Sebanyak 13 orang diamankan dan seluruhnya dinyatakan positif narkoba berdasarkan hasil tes urine.
Dari 13 orang tersebut, dua pria diproses hukum setelah ditemukan memiliki barang bukti narkotika jenis ganja melebihi ketentuan rehabilitasi.
Operasi gabungan itu menyasar sejumlah lokasi hiburan malam di Pekanbaru. Dalam salah satu room THM, petugas menemukan dugaan penyalahgunaan narkotika beserta barang bukti yang mengarah pada tindak pidana narkoba.
Kapolresta Pekanbaru, Muharman Arta mengatakan, tim gabungan langsung berkoordinasi dengan Satresnarkoba Polresta Pekanbaru untuk melakukan penanganan lanjutan.
“Tim gabungan menemukan dugaan penyalahgunaan narkotika beserta barang buktinya. Setelah itu Satresnarkoba Polresta Pekanbaru langsung menuju lokasi untuk melakukan penanganan lebih lanjut,” ujar Muharman saat konferensi pers, Selasa (26/5/2026).
Selain pemeriksaan di dalam room hiburan malam, petugas juga melakukan penggeledahan terhadap kendaraan milik salah seorang pengunjung. Dari pemeriksaan tersebut ditemukan tambahan barang bukti yang diduga berkaitan dengan narkotika.
Sebanyak 13 orang yang diamankan terdiri dari delapan laki-laki dan lima perempuan yang berasal dari Pekanbaru, Kampar, dan Pelalawan.
Dari hasil pemeriksaan, tersangka berinisial FR diketahui membawa ganja kering seberat 9,86 gram serta empat cartridge cairan etomidate. Sementara tersangka MAY kedapatan menyimpan ganja seberat 1,39 gram.

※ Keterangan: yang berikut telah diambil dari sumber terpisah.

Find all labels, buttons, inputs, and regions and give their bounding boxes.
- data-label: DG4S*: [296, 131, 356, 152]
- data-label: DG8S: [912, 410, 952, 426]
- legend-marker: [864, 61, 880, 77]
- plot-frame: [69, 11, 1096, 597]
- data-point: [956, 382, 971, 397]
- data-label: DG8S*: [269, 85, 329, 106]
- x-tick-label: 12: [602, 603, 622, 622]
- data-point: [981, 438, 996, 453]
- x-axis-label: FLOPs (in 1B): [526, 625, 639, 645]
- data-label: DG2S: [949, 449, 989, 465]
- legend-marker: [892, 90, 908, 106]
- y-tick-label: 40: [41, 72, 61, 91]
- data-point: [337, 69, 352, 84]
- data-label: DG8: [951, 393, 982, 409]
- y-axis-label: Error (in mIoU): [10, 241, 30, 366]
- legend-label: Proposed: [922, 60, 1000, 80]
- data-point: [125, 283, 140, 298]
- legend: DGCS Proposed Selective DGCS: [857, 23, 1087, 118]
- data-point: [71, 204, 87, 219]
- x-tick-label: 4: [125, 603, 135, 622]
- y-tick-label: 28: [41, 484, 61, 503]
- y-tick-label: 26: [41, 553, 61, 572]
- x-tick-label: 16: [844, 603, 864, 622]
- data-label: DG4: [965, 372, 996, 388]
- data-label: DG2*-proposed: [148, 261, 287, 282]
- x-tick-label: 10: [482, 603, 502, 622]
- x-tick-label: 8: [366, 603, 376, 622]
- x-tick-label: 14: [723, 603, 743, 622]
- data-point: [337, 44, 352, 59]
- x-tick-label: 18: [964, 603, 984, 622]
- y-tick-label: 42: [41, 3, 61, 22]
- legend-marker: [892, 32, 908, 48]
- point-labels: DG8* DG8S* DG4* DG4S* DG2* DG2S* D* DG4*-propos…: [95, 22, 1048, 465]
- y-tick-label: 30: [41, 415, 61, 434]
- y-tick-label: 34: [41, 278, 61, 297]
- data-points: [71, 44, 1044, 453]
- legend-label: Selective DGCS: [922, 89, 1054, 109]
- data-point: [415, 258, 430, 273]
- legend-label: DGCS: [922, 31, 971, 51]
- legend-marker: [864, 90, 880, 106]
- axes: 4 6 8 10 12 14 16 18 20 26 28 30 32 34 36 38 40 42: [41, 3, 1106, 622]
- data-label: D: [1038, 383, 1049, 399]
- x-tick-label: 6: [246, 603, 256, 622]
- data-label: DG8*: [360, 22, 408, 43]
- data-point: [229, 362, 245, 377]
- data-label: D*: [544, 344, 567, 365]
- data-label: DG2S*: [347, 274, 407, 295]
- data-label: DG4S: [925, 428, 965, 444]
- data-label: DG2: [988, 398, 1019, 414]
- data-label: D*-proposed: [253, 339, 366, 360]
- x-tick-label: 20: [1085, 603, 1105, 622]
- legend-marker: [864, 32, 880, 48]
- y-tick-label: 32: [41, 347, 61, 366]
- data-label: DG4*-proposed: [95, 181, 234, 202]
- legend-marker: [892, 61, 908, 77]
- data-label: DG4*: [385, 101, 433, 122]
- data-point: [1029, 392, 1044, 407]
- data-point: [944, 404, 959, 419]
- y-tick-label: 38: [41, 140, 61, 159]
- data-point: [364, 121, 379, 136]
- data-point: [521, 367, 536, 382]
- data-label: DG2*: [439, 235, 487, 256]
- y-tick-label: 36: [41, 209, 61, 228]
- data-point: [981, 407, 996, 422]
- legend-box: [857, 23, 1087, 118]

“Seluruh yang diamankan telah menjalani tes urine di Rumah Sakit Bhayangkara dan hasilnya 13 orang dinyatakan positif narkotika,” jelas Muharman.
Sementara itu, Kepala BNN Kota Pekanbaru, Wawan menyebut pihaknya telah melakukan asesmen terpadu guna mengetahui keterlibatan para tersangka dalam jaringan narkoba sekaligus menentukan tingkat ketergantungan penggunaan narkotika.
“Tim hukum mengkaji apakah para tersangka terlibat jaringan atau tidak. Sedangkan tim medis menentukan kategori penggunaannya, apakah ringan, sedang, atau berat,” kata Wawan.
Hasil asesmen menyimpulkan tersangka FR tetap diproses pidana karena jumlah barang bukti ganja yang dimiliki melebihi batas rehabilitasi sebagaimana diatur dalam Surat Edaran Mahkamah Agung (SEMA) Nomor 4 Tahun 2010, yakni maksimal lima gram.
“FR tidak terlibat jaringan, namun barang bukti yang dimiliki mencapai 9,86 gram sehingga perkara dilanjutkan ke proses penyidikan,” tegasnya.
Sedangkan tersangka MAY direkomendasikan menjalani rehabilitasi rawat inap selama tiga bulan karena masuk kategori pengguna berat dan diketahui telah menggunakan narkotika sejak tahun 2019.
Sementara 11 orang lainnya dinyatakan tidak terlibat jaringan narkoba dan hanya tergolong pengguna ringan. Mereka diwajibkan menjalani rehabilitasi rawat jalan di BNN Kota Pekanbaru maupun BNN Provinsi Riau dengan durasi tiga hingga enam kali pertemuan.
Wawan juga mengungkapkan, sebagian besar perempuan yang diamankan mengaku baru pertama kali menggunakan narkotika dan tidak mengetahui zat yang dikonsumsi merupakan narkoba. Mereka diduga memperoleh barang tersebut dari tersangka FR saat berada di lokasi hiburan malam.
“Mayoritas perempuan yang diamankan mengaku baru pertama kali menggunakan dan tidak mengetahui bahwa itu narkotika. Ada yang hanya sekali mencoba,” tutup Wawan.